Artwork of Deep Abyss

With Halloween celebrations now fully wrapped up, shorter days and darker nights, life is actually pretty scary. This week we look back at some of the dark arts: dark, supernatural and chilling works.

From fiends and death chants to screams and skulls, it’s time to get your history of the dark arts up to speed…just leave the lights on.

1. The Lady of Shalott

Tennyson’s popular poem informed the story of a cursed female with a doomed fate, and William Waterhouse’s 1888 painting records her in all her poetry and catastrophe. The affecting roadway to death for the Lady of Shalott is clear: the cold, grey skies and dark waters contrasted versus the white of the gown, the information of the tapestry, the life of a girl in the procedure of fading. We can simply about hear her as she sings her last tune – ‘a long-drawn carol, mournful, holy.’ A painting both creepy and lovely; a effective creative representation of a unwilling farewell.

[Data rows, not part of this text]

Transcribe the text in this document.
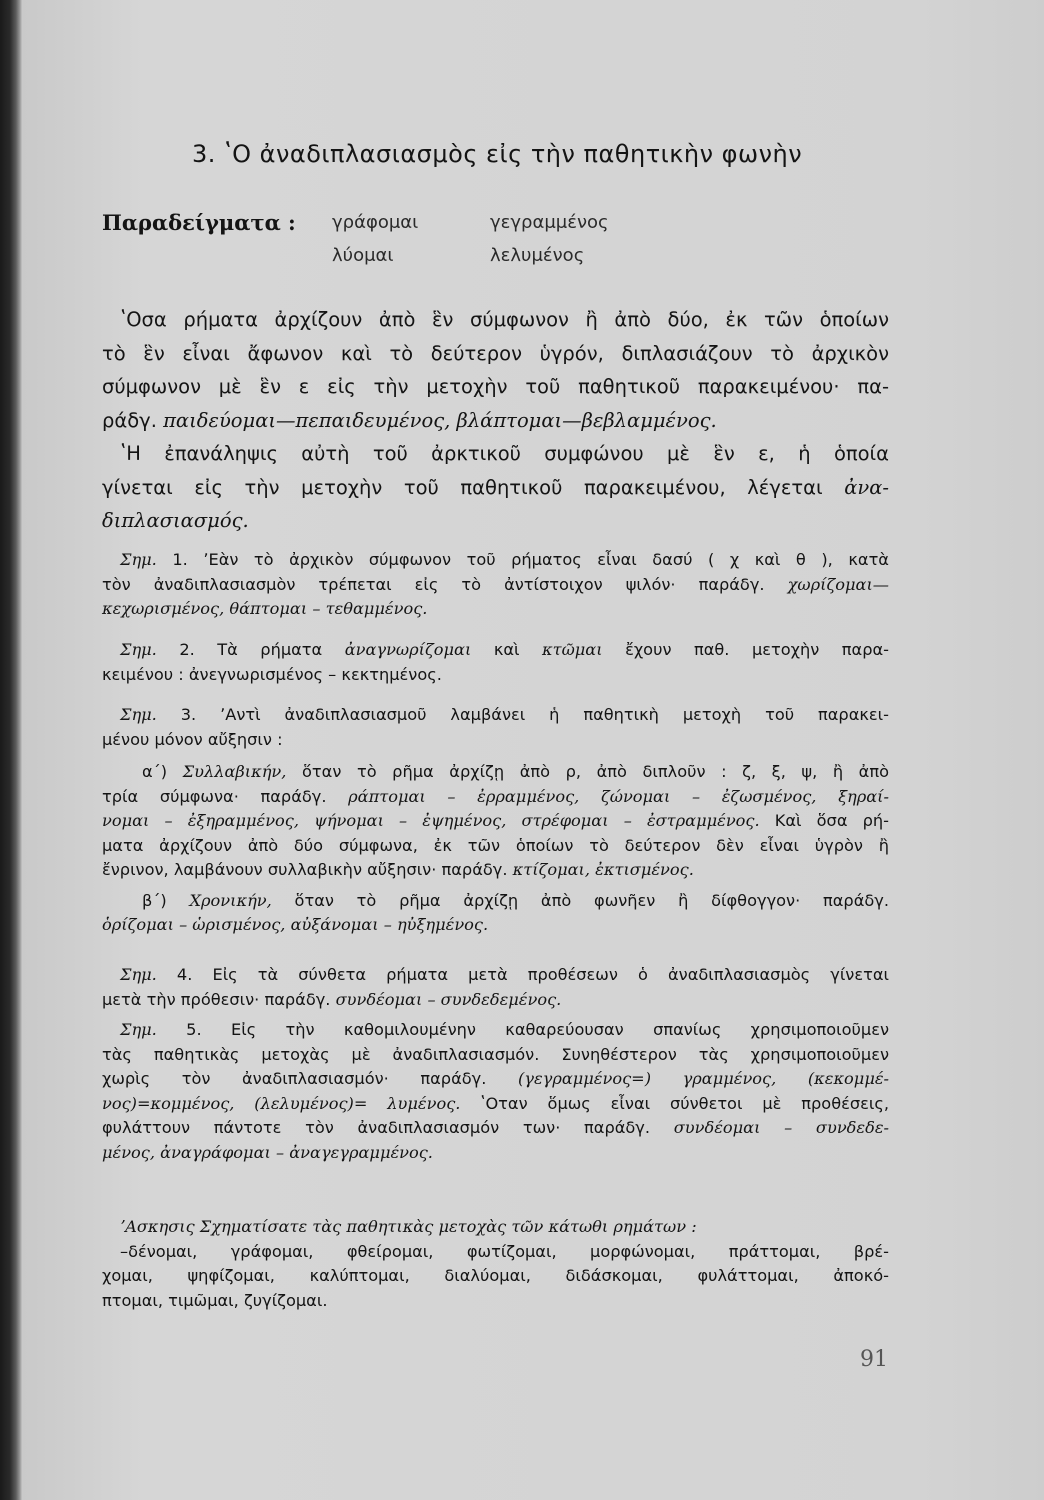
3. ʽΟ ἀναδιπλασιασμὸς εἰς τὴν παθητικὴν φωνὴν
Παραδείγματα : γράφομαι	γεγραμμένος
λύομαι	λελυμένος
ʽΟσα ρήματα ἀρχίζουν ἀπὸ ἓν σύμφωνον ἢ ἀπὸ δύο, ἐκ τῶν ὁποίων
τὸ ἓν εἶναι ἄφωνον καὶ τὸ δεύτερον ὑγρόν, διπλασιάζουν τὸ ἀρχικὸν
σύμφωνον μὲ ἓν ε εἰς τὴν μετοχὴν τοῦ παθητικοῦ παρακειμένου· πα-
ράδγ. παιδεύομαι—πεπαιδευμένος, βλάπτομαι—βεβλαμμένος.
ʽΗ ἐπανάληψις αὐτὴ τοῦ ἀρκτικοῦ συμφώνου μὲ ἓν ε, ἡ ὁποία
γίνεται εἰς τὴν μετοχὴν τοῦ παθητικοῦ παρακειμένου, λέγεται ἀνα-
διπλασιασμός.
Σημ. 1. ʼΕὰν τὸ ἀρχικὸν σύμφωνον τοῦ ρήματος εἶναι δασύ ( χ καὶ θ ), κατὰ
τὸν ἀναδιπλασιασμὸν τρέπεται εἰς τὸ ἀντίστοιχον ψιλόν· παράδγ. χωρίζομαι—
κεχωρισμένος, θάπτομαι – τεθαμμένος.
Σημ. 2. Τὰ ρήματα ἀναγνωρίζομαι καὶ κτῶμαι ἔχουν παθ. μετοχὴν παρα-
κειμένου : ἀνεγνωρισμένος – κεκτημένος.
Σημ. 3. ʼΑντὶ ἀναδιπλασιασμοῦ λαμβάνει ἡ παθητικὴ μετοχὴ τοῦ παρακει-
μένου μόνον αὔξησιν :
α΄) Συλλαβικήν, ὅταν τὸ ρῆμα ἀρχίζῃ ἀπὸ ρ, ἀπὸ διπλοῦν : ζ, ξ, ψ, ἢ ἀπὸ
τρία σύμφωνα· παράδγ. ράπτομαι – ἐρραμμένος, ζώνομαι – ἐζωσμένος, ξηραί-
νομαι – ἐξηραμμένος, ψήνομαι – ἐψημένος, στρέφομαι – ἐστραμμένος. Καὶ ὅσα ρή-
ματα ἀρχίζουν ἀπὸ δύο σύμφωνα, ἐκ τῶν ὁποίων τὸ δεύτερον δὲν εἶναι ὑγρὸν ἢ
ἔνρινον, λαμβάνουν συλλαβικὴν αὔξησιν· παράδγ. κτίζομαι, ἐκτισμένος.
β΄) Χρονικήν, ὅταν τὸ ρῆμα ἀρχίζῃ ἀπὸ φωνῆεν ἢ δίφθογγον· παράδγ.
ὁρίζομαι – ὡρισμένος, αὐξάνομαι – ηὐξημένος.
Σημ. 4. Εἰς τὰ σύνθετα ρήματα μετὰ προθέσεων ὁ ἀναδιπλασιασμὸς γίνεται
μετὰ τὴν πρόθεσιν· παράδγ. συνδέομαι – συνδεδεμένος.
Σημ. 5. Εἰς τὴν καθομιλουμένην καθαρεύουσαν σπανίως χρησιμοποιοῦμεν
τὰς παθητικὰς μετοχὰς μὲ ἀναδιπλασιασμόν. Συνηθέστερον τὰς χρησιμοποιοῦμεν
χωρὶς τὸν ἀναδιπλασιασμόν· παράδγ. (γεγραμμένος=) γραμμένος, (κεκομμέ-
νος)=κομμένος, (λελυμένος)= λυμένος. ʽΟταν ὅμως εἶναι σύνθετοι μὲ προθέσεις,
φυλάττουν πάντοτε τὸν ἀναδιπλασιασμόν των· παράδγ. συνδέομαι – συνδεδε-
μένος, ἀναγράφομαι – ἀναγεγραμμένος.
ʼΑσκησις Σχηματίσατε τὰς παθητικὰς μετοχὰς τῶν κάτωθι ρημάτων :
–δένομαι, γράφομαι, φθείρομαι, φωτίζομαι, μορφώνομαι, πράττομαι, βρέ-
χομαι, ψηφίζομαι, καλύπτομαι, διαλύομαι, διδάσκομαι, φυλάττομαι, ἀποκό-
πτομαι, τιμῶμαι, ζυγίζομαι.
91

William Waterhouse, The Lady of Shalott, 1888

2. The Nightmare

Henry Fuseli’s 1781 painting encapsulates the thematic richness of dark art, loaded with creative accuracy, and at least 3 concepts for potential Halloween outfits. With a satanicforce and a dark horse, it’s tough to inform if one oughtto hope for his subject to awake from her problem, or if it has currently endedupbeing her.

Henry Fuseli, The Nightmare, 1781

3. The Scream

Instantly identifiable as a modern-day icon, Edvard Munch’s 1893 painting – widely understood as The Scream – is deserving of a area on the frightening list. With a face extended to unreasonable percentages and a background that whirs in line with one’s senses, the cutting shock of a unexpected scream is practically concrete. Cover your ears!

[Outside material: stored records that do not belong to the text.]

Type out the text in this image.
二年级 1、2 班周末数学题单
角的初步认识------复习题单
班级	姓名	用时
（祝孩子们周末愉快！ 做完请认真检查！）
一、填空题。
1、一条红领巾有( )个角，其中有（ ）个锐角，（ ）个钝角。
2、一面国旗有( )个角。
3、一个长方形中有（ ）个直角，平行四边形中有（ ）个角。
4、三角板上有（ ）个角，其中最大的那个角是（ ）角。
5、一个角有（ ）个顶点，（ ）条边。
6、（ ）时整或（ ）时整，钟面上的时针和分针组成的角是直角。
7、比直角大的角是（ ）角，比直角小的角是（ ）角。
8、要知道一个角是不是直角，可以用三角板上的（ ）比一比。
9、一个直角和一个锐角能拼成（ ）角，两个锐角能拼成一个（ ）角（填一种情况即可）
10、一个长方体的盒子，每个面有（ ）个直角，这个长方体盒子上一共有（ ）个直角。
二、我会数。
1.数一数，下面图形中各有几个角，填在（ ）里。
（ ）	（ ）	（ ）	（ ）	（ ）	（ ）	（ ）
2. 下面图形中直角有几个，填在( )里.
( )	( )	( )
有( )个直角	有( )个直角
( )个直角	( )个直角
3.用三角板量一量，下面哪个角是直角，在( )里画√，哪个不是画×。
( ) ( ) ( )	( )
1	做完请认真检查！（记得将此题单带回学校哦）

Edvard Munch, The Scream, 1893

4. Weeping Woman

Picasso‘s reaction to the 1937 Nazi battle of Guernica inthemiddleof the Spanish Civil War was to paint an anti-war mural. Weeping Woman, the last of a series of paintings referencing this mural, represents universal suffering with a face of frightening disaster.

Pablo Picasso, Weeping Woman, 1937

5. The Face of War

Painted in 1940 throughout the inter-war duration, this troubling, foreshadowing painting shows the injury, distortion and unlimited suffering of human violence. With withered skin, wispy vines and wilted sockets, Salvador Dali’s message is far from subtle: his impersonation of war is a dead guy, increased.

Salvador Dali, The Face of War, 1940

6. Electric Chair

A departure from his poppy representations of canned soup and Jackie Kennedy, Andy Warhol‘s 1964 screenprint of an electrical chair in the previous execution chambers of an American jail might double as a set on any scary motionpicture. The contrast of light and dark in Electric Chair, along with the large empty area brightened by Warhol’s structure, strengthens its status as extremely haunting.